Since its first announcement in 2020, Wander melted the hearts of players. It’s because of its unlikely hero, a stray orange cat who has made a sci-fi town his personal playground. Considering video game developers generally tend to anthropomorphize their furry protagonists, the idea of playing as a normal old cat who crawls and scratches couches seemed compelling and fresh.
BlueTwelve Studio developers used their own cats as direct reference points for the project. In fact, the game’s furry hero is loosely modeled after a real (albeit much sleepier) wanderer.
Design a Murtaugh.
the life of a lost
Visually speaking, the resemblance between Murtaugh and the fictional hero of Wander it is noticeable at first sight. Murtaugh, now eight, is an orange cat with white whiskers and a black patch on his nose. However, the similarities between the two cats aren’t just visual: Murtaugh was a stray who was rescued by producer Swann Martin-Raget.
“It was actually found by myself and my roommate at the time under a car,” Martin-Raget told Digital Trends in English to the reporter. John Colantonio. “He was very, very young and not injured, but quite dirty. It was a little sad to see.”
Murtaugh’s age at the time of his rescue was unknown, although Martin-Raget claims he appeared to be only a few months old at the time. Shortly after, Murtaugh and another stray cat Martin-Raget was caring for at the time were adopted by BlueTwelve co-founders Viv and Koola. The timing just coincided with the early stages of Stray’s creative timeline.
“That’s when they started working on the project, so Murtaugh has been working with them from the beginning,” says Martin-Raget. “When they designed the main character of the game, they used him as a reference. It’s not an exact copy, it’s loosely based on Murtaugh, especially in terms of timing. Murtaugh spends a lot more time sleeping than the in-game cat.”
When Martin-Raget talks about the cats in the studio, he describes them as co-workers, joking (or maybe dead serious) that they’re the ones who run the show. When I ask if the team ever took them to important meetings with publisher Annapurna Interactive, he points out that they had no choice in the matter. Although some cats were destined to be front and center, Murtaugh was hardly a pawn.
“Murtaugh is a CEO personality type: he sleeps every day and complains that food doesn’t arrive on time,” he jokes.
Murtaugh is strictly a house cat, so he didn’t spend much time in the BlueTwelve studio during the game’s development. However, the studio had two office cats that were brought in by employees on a regular basis. One of them is Jun, a black cat whom Martin-Raget describes more as an executive (“He walks from office to office watching what you’re doing and trying to make sure you’re doing the right thing,” says Martin. -Raget. ).
Having chats actively around the office every day would serve the team well in many ways. For one thing, it gave developers a quick reference point for behaviors and other details one might see when observing a cat in its natural, everyday state. For example, the game’s lead animator took reference videos of the office’s second cat, a sphynx named Oscar, jumping around to help nail the animal’s detailed movements into the game.

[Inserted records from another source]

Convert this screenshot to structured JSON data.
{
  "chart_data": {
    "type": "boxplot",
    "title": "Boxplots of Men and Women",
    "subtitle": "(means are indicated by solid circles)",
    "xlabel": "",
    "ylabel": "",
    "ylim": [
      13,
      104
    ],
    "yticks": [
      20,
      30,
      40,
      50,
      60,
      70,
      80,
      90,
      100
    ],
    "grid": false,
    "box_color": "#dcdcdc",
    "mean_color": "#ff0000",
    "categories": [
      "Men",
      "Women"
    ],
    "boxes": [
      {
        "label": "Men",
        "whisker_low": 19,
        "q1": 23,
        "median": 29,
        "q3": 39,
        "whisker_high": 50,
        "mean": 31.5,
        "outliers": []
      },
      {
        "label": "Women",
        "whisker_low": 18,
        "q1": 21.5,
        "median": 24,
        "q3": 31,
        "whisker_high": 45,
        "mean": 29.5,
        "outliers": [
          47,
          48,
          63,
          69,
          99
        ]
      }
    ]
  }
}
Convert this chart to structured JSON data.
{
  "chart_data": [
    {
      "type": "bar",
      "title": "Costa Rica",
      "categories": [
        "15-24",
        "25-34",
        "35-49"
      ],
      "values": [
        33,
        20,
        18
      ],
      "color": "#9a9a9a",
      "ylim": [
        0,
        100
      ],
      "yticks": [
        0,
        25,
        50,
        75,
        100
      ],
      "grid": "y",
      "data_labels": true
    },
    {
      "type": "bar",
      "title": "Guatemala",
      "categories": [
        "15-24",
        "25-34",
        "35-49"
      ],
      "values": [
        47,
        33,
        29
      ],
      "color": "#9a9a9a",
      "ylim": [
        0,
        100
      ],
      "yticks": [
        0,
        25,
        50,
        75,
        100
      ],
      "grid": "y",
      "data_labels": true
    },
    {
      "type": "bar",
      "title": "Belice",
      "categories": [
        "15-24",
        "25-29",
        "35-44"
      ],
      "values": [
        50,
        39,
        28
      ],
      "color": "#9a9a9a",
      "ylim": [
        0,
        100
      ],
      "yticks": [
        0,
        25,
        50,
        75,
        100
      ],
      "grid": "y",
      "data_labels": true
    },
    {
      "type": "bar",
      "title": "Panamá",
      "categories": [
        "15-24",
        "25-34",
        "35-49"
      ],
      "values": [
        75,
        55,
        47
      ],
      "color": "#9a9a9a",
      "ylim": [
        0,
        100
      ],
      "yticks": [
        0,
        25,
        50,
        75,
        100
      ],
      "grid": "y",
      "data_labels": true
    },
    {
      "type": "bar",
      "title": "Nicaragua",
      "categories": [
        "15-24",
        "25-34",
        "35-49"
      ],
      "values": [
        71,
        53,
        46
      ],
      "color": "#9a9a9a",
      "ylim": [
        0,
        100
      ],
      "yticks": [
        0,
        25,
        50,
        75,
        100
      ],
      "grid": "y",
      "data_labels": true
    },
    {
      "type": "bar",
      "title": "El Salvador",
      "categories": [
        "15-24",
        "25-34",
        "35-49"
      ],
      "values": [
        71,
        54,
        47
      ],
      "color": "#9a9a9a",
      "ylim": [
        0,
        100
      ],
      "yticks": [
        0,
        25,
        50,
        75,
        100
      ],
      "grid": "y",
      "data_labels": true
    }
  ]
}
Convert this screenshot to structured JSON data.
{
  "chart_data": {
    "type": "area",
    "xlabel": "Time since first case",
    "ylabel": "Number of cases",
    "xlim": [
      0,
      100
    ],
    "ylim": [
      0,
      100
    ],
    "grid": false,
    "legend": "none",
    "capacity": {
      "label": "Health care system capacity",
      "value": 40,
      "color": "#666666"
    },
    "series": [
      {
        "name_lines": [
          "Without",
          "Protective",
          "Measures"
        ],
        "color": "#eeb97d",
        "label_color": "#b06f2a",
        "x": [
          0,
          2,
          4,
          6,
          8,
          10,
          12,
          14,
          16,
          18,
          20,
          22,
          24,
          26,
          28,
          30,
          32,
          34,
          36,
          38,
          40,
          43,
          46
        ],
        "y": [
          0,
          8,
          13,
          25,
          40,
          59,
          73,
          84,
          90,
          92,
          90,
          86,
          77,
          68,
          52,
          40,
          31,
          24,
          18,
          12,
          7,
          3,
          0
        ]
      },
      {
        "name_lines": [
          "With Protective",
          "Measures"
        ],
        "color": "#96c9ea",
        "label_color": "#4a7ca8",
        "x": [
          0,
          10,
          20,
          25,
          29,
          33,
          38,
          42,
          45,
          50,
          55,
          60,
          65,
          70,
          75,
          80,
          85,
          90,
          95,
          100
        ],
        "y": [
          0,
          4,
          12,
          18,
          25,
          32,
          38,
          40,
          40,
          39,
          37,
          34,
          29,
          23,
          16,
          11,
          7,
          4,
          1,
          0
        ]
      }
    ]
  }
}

Naturally, the office cats also brought a bit of feline mayhem to the development process. Although Martin-Raget explains that even these annoyances proved to be useful benchmarks during the development process.
“Having cats in the office is really a constant reminder of your personality,” says Martin-Raget. “You know when they hit the power button just when you’re about to save your work on the computer, or when they start singing when you have an important call…I think it was a constant reminder of how playful they are and how interesting they are.” would be to have the personality of the cats in the game and to have situations that make fun of the townspeople.”
He is not exaggerating. Martin-Raget notes that he lost a text he was translating between French and English because a cat turned off his computer (“it’s funny now”). As an anti-cat measure, the developers had to put cardboard locks on their power buttons to prevent any mess.
feline focus group
Aside from the typical diversions, the office cats did their housework in the studio. Martin-Raget notes that their presence provided the developers with a surprisingly helpful group chat that let them know if the game was on the right track.
“A great moment we had in development was when the office cats started reacting to what was on our screens,” says Martin-Raget. “Having the sounds of the cats in the game making them look up and try to interact with the cats in the cutscenes…I think that was a good indication that we were on the right track.”
What is particularly relevant about dynamics is that Wander itself deals with the interaction between nature and machines. It features a stray cat who roams a sci-fi town full of robots, interacting with them through a drone companion. This is reflected in the game’s actual development environment, as the cats interacted with and influenced a digital world, even if they were just trying to cause trouble.
The feline authenticity of Wander it’s a testament to the studio’s compassion for animals and its willingness to work alongside them. Let’s hope Murtaugh, Jun, and Oscar get paid decently for their confectionery work.